Egidijus Kavaliauskas is back in the win column—and hopeful that it’s enough to put him right back in the title picture.
It took more than a year to arrive at this point, but well worth the wait as Lithuania’s two-time Olympian and former welterweight title challenger scored an 8th round knockout of Quebec’s Mikael Zewski.
Kavaliauskas scored two knockdowns, the latter of the two prompting the stoppage at 0:07 of round eight in their ESPN+ main event Saturday evening live from The Bubble in Las Vegas.

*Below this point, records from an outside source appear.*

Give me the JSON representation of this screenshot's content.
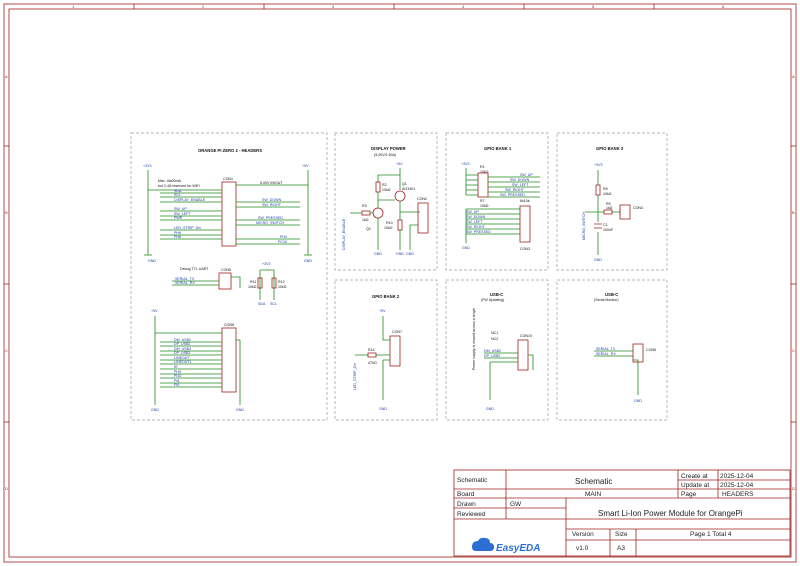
{
  "grid": {
    "columns": [
      "1",
      "2",
      "3",
      "4",
      "5",
      "6"
    ],
    "rows": [
      "A",
      "B",
      "C",
      "D"
    ]
  },
  "blocks": {
    "headers": {
      "title": "ORANGE PI ZERO 2 - HEADERS",
      "note1": "Max. i4a00mA",
      "note2": "but 2.4A reserved for WiFi",
      "pwr_left": "+3V3",
      "pwr_right": "+5V",
      "con_ref": "CON1",
      "con_note": "5.00V IN/OUT",
      "left_nets": [
        "SDA",
        "SCL",
        "DISPLAY_ENABLE",
        "SW_UP",
        "SW_LEFT",
        "PWR",
        "LED_STRIP_Din",
        "PH6",
        "PH8"
      ],
      "right_nets": [
        "SW_DOWN",
        "SW_RIGHT",
        "SW_PRESSED",
        "MICRO_SWITCH",
        "PH4",
        "PC10"
      ],
      "gnd": "GND",
      "uart_title": "Debug TTL UART",
      "uart_ref": "CON5",
      "uart_nets": [
        "SERIAL_TX",
        "SERIAL_RX"
      ],
      "r11": "R11",
      "r11_val": "10kΩ",
      "r12": "R12",
      "r12_val": "10kΩ",
      "r_nets": [
        "SDA",
        "SCL"
      ],
      "con8_ref": "CON8",
      "con8_nets": [
        "DM_USB2",
        "DP_USB2",
        "DM_USB3",
        "DP_USB3",
        "LINEOUT",
        "LINEOUTL",
        "IR",
        "PH9",
        "PI10",
        "PI8",
        "PI6"
      ]
    },
    "display": {
      "title": "DISPLAY POWER",
      "subtitle": "(5.00V/1.50A)",
      "pwr": "+5V",
      "q1": "Q1",
      "q1_val": "AO3401",
      "q2": "Q2",
      "r2": "R2",
      "r2_val": "10kΩ",
      "r3": "R3",
      "r3_val": "1kΩ",
      "r10": "R10",
      "r10_val": "10kΩ",
      "con": "CON2",
      "net": "DISPLAY_ENABLE",
      "gnd": "GND"
    },
    "gpio1": {
      "title": "GPIO BANK 1",
      "pwr": "+3V3",
      "r1": "R1",
      "r1_val": "10kΩ",
      "r7": "R7",
      "r7_val": "10kΩ",
      "r_note": "8x10k",
      "nets_top": [
        "SW_UP",
        "SW_DOWN",
        "SW_LEFT",
        "SW_RIGHT",
        "SW_PRESSED"
      ],
      "nets_bottom": [
        "SW_UP",
        "SW_DOWN",
        "SW_LEFT",
        "SW_RIGHT",
        "SW_PRESSED"
      ],
      "con": "CON3",
      "gnd": "GND"
    },
    "gpio3": {
      "title": "GPIO BANK 3",
      "pwr": "+3V3",
      "r6": "R6",
      "r6_val": "10kΩ",
      "r5": "R5",
      "r5_val": "1kΩ",
      "c1": "C1",
      "c1_val": "100nF",
      "net": "MICRO_SWITCH",
      "con": "CON4",
      "gnd": "GND"
    },
    "gpio2": {
      "title": "GPIO BANK 2",
      "pwr": "+5V",
      "r14": "R14",
      "r14_val": "470Ω",
      "net": "LED_STRIP_Din",
      "con": "CON7",
      "gnd": "GND"
    },
    "usbfw": {
      "title": "USB-C",
      "subtitle": "(FW Updating)",
      "note": "Power supply is shared across a single",
      "con": "CON10",
      "nc1": "NC1",
      "nc2": "NC2",
      "nets": [
        "DM_USB2",
        "DP_USB2"
      ],
      "gnd": "GND"
    },
    "usbmon": {
      "title": "USB-C",
      "subtitle": "(Serial Monitor)",
      "con": "CON6",
      "nets": [
        "SERIAL_TX",
        "SERIAL_RX"
      ],
      "gnd": "GND"
    }
  },
  "title_block": {
    "schematic_label": "Schematic",
    "schematic_value": "Schematic",
    "create_label": "Create at",
    "create_value": "2025-12-04",
    "update_label": "Update at",
    "update_value": "2025-12-04",
    "board_label": "Board",
    "board_value": "MAIN",
    "page_label": "Page",
    "page_value": "HEADERS",
    "drawn_label": "Drawn",
    "drawn_value": "GW",
    "reviewed_label": "Reviewed",
    "project_title": "Smart Li-Ion Power Module for OrangePi",
    "version_label": "Version",
    "size_label": "Size",
    "version_value": "v1.0",
    "size_value": "A3",
    "page_count": "Page  1  Total  4",
    "logo": "EasyEDA"
  },
  "colors": {
    "frame": "#a02020",
    "wire": "#1f8a1f",
    "net_label": "#1a3fa8",
    "dash": "#9a9a9a"
  }
}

“I wanted to do it faster but it still happened,” Kavaliauskas told ESPN’s Mark Kriegel after the win. “You can never count on the knockouts. I was applying pressure, he was slowing down round by round.

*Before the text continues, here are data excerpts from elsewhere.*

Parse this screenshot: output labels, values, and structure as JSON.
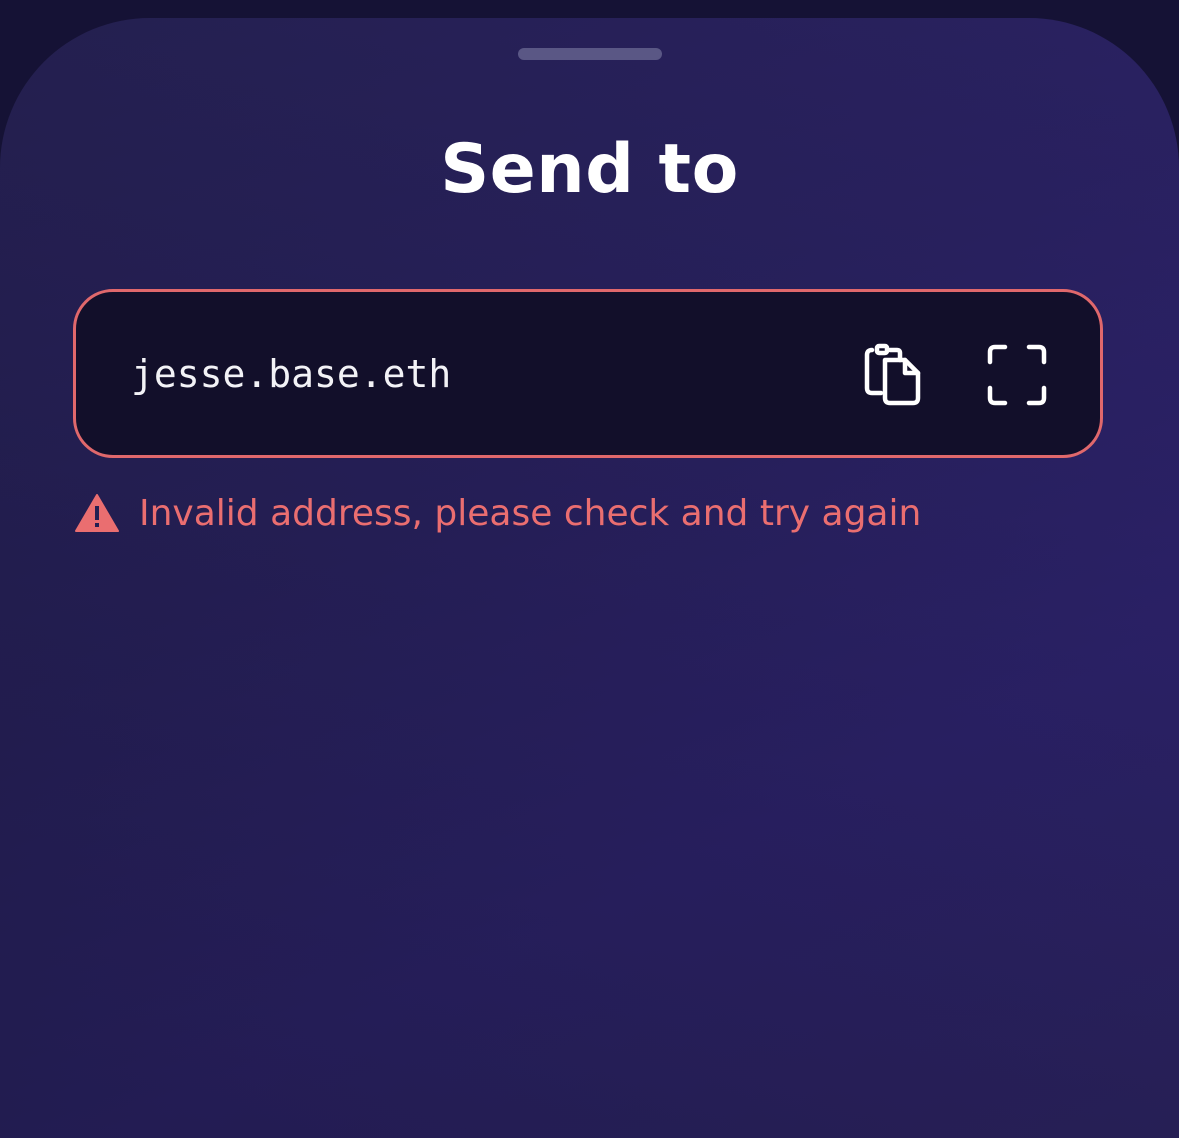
{
  "sheet": {
    "title": "Send to",
    "grabber_icon": "drag-handle"
  },
  "recipient_field": {
    "value": "jesse.base.eth",
    "paste_icon": "clipboard-icon",
    "scan_icon": "scan-qr-icon",
    "border_color": "#e0686c"
  },
  "error": {
    "icon": "warning-triangle-icon",
    "message": "Invalid address, please check and try again",
    "color": "#ea6e70"
  }
}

“I saw him weakened. He wasn’t throwing his same punches.”
Both were fighting for the first time in 2020, Kavaliauskas off of the biggest fight of his career while Zewski still in search of a breakthrough to the title stage. Kavaliauskas was nine months removed from a title fight knockout loss to welterweight beltholder and pound-for-pound entrant Terence Crawford, eager to return on that stage.
Zewski’s mission on Saturday was to deny such an opportunity for the two-tour Olympian from Lithuania, all while positioning himself arrive at that level for the first time in his career. He felt good about his chances while riding an eight-fight win streak, though on the shelf since a win in his native Canada last November.

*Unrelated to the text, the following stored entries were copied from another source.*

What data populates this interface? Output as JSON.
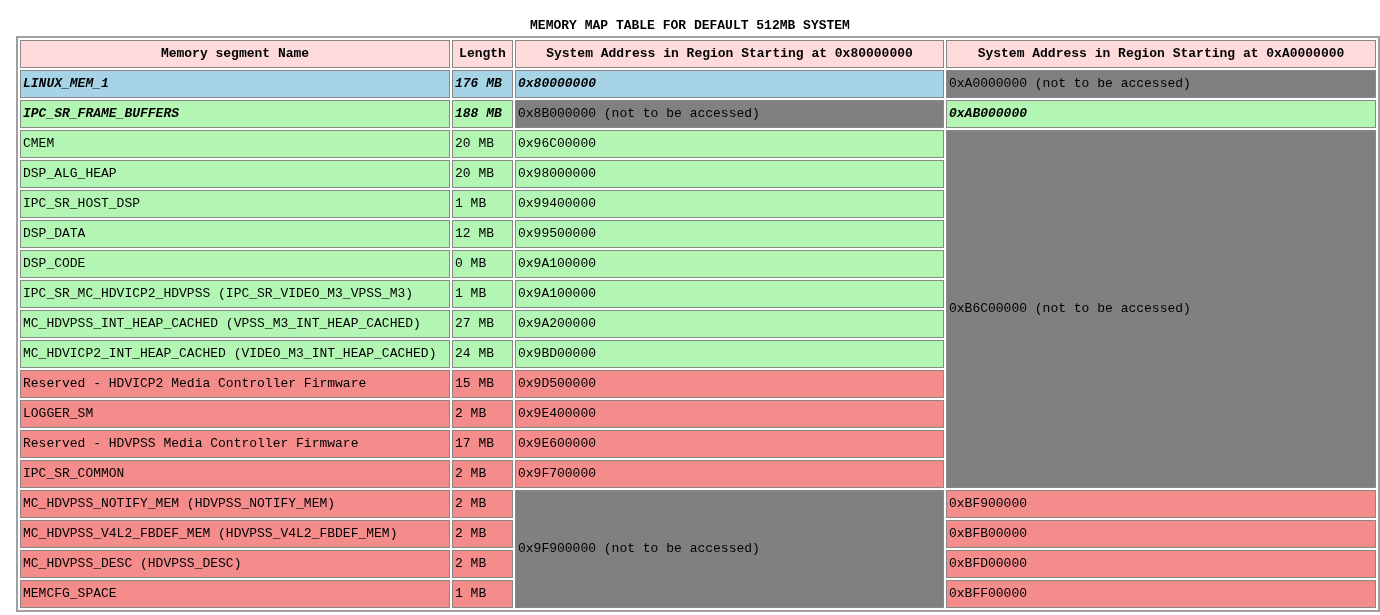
{
  "title": "MEMORY MAP TABLE FOR DEFAULT 512MB SYSTEM",
  "columns": [
    "Memory segment Name",
    "Length",
    "System Address in Region Starting at 0x80000000",
    "System Address in Region Starting at 0xA0000000"
  ],
  "rows": [
    {
      "name": "LINUX_MEM_1",
      "length": "176 MB",
      "color": "#a6d4e6",
      "emphasized": true,
      "addr_80": {
        "text": "0x80000000",
        "kind": "address"
      },
      "addr_a0": {
        "text": "0xA0000000 (not to be accessed)",
        "kind": "blocked"
      }
    },
    {
      "name": "IPC_SR_FRAME_BUFFERS",
      "length": "188 MB",
      "color": "#b3f5b3",
      "emphasized": true,
      "addr_80": {
        "text": "0x8B000000 (not to be accessed)",
        "kind": "blocked"
      },
      "addr_a0": {
        "text": "0xAB000000",
        "kind": "address"
      }
    },
    {
      "name": "CMEM",
      "length": "20 MB",
      "color": "#b3f5b3",
      "emphasized": false,
      "addr_80": {
        "text": "0x96C00000",
        "kind": "address"
      },
      "addr_a0": {
        "text": "0xB6C00000 (not to be accessed)",
        "kind": "blocked"
      }
    },
    {
      "name": "DSP_ALG_HEAP",
      "length": "20 MB",
      "color": "#b3f5b3",
      "emphasized": false,
      "addr_80": {
        "text": "0x98000000",
        "kind": "address"
      }
    },
    {
      "name": "IPC_SR_HOST_DSP",
      "length": "1 MB",
      "color": "#b3f5b3",
      "emphasized": false,
      "addr_80": {
        "text": "0x99400000",
        "kind": "address"
      }
    },
    {
      "name": "DSP_DATA",
      "length": "12 MB",
      "color": "#b3f5b3",
      "emphasized": false,
      "addr_80": {
        "text": "0x99500000",
        "kind": "address"
      }
    },
    {
      "name": "DSP_CODE",
      "length": "0 MB",
      "color": "#b3f5b3",
      "emphasized": false,
      "addr_80": {
        "text": "0x9A100000",
        "kind": "address"
      }
    },
    {
      "name": "IPC_SR_MC_HDVICP2_HDVPSS (IPC_SR_VIDEO_M3_VPSS_M3)",
      "length": "1 MB",
      "color": "#b3f5b3",
      "emphasized": false,
      "addr_80": {
        "text": "0x9A100000",
        "kind": "address"
      }
    },
    {
      "name": "MC_HDVPSS_INT_HEAP_CACHED (VPSS_M3_INT_HEAP_CACHED)",
      "length": "27 MB",
      "color": "#b3f5b3",
      "emphasized": false,
      "addr_80": {
        "text": "0x9A200000",
        "kind": "address"
      }
    },
    {
      "name": "MC_HDVICP2_INT_HEAP_CACHED (VIDEO_M3_INT_HEAP_CACHED)",
      "length": "24 MB",
      "color": "#b3f5b3",
      "emphasized": false,
      "addr_80": {
        "text": "0x9BD00000",
        "kind": "address"
      }
    },
    {
      "name": "Reserved - HDVICP2 Media Controller Firmware",
      "length": "15 MB",
      "color": "#f48c8c",
      "emphasized": false,
      "addr_80": {
        "text": "0x9D500000",
        "kind": "address"
      }
    },
    {
      "name": "LOGGER_SM",
      "length": "2 MB",
      "color": "#f48c8c",
      "emphasized": false,
      "addr_80": {
        "text": "0x9E400000",
        "kind": "address"
      }
    },
    {
      "name": "Reserved - HDVPSS Media Controller Firmware",
      "length": "17 MB",
      "color": "#f48c8c",
      "emphasized": false,
      "addr_80": {
        "text": "0x9E600000",
        "kind": "address"
      }
    },
    {
      "name": "IPC_SR_COMMON",
      "length": "2 MB",
      "color": "#f48c8c",
      "emphasized": false,
      "addr_80": {
        "text": "0x9F700000",
        "kind": "address"
      }
    },
    {
      "name": "MC_HDVPSS_NOTIFY_MEM (HDVPSS_NOTIFY_MEM)",
      "length": "2 MB",
      "color": "#f48c8c",
      "emphasized": false,
      "addr_80": {
        "text": "0x9F900000 (not to be accessed)",
        "kind": "blocked"
      },
      "addr_a0": {
        "text": "0xBF900000",
        "kind": "address"
      }
    },
    {
      "name": "MC_HDVPSS_V4L2_FBDEF_MEM (HDVPSS_V4L2_FBDEF_MEM)",
      "length": "2 MB",
      "color": "#f48c8c",
      "emphasized": false,
      "addr_a0": {
        "text": "0xBFB00000",
        "kind": "address"
      }
    },
    {
      "name": "MC_HDVPSS_DESC (HDVPSS_DESC)",
      "length": "2 MB",
      "color": "#f48c8c",
      "emphasized": false,
      "addr_a0": {
        "text": "0xBFD00000",
        "kind": "address"
      }
    },
    {
      "name": "MEMCFG_SPACE",
      "length": "1 MB",
      "color": "#f48c8c",
      "emphasized": false,
      "addr_a0": {
        "text": "0xBFF00000",
        "kind": "address"
      }
    }
  ]
}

Action was slow but steady in the opening round, with both boxers picking their spots but committing to every punch. Zewski connected with looping right hands over the top of Kavaliauskas’ guard, though mindful of the straight right hands coming back in return.
Kavaliauskas controlled the action in round two, concentrating on a purposeful jab and often doubling up with the weapon. Zewski countered with left hooks downstairs, though unable to pick up his guard in time defend against Kavaliauskas’ overhad right.
Zewski picked up the pace in round three. Kavaliauskas continued to work behind his jab, though far too often without following up with a right hand. Zewski connected with rights of his own, also consistently touching his left hook to Kavaliauskas’ body while keeping the action in the center of the ring.
Round four produced the first piece of adversity for Kavaliauskas, who was forced to fight through a rapidly swelling right eye. A sense of urgency overcame the former title challenger, who continued to shoot his jab and met Zewski’s incoming artillery with counter right hands in the first half of the frame. Zewski brought the heavy fire later in the round, outworking Kavaliauskas whose corner urged him to win subsequent rounds in far more convincing fashion in concern that Zewski’s superior workrate would sway the judges.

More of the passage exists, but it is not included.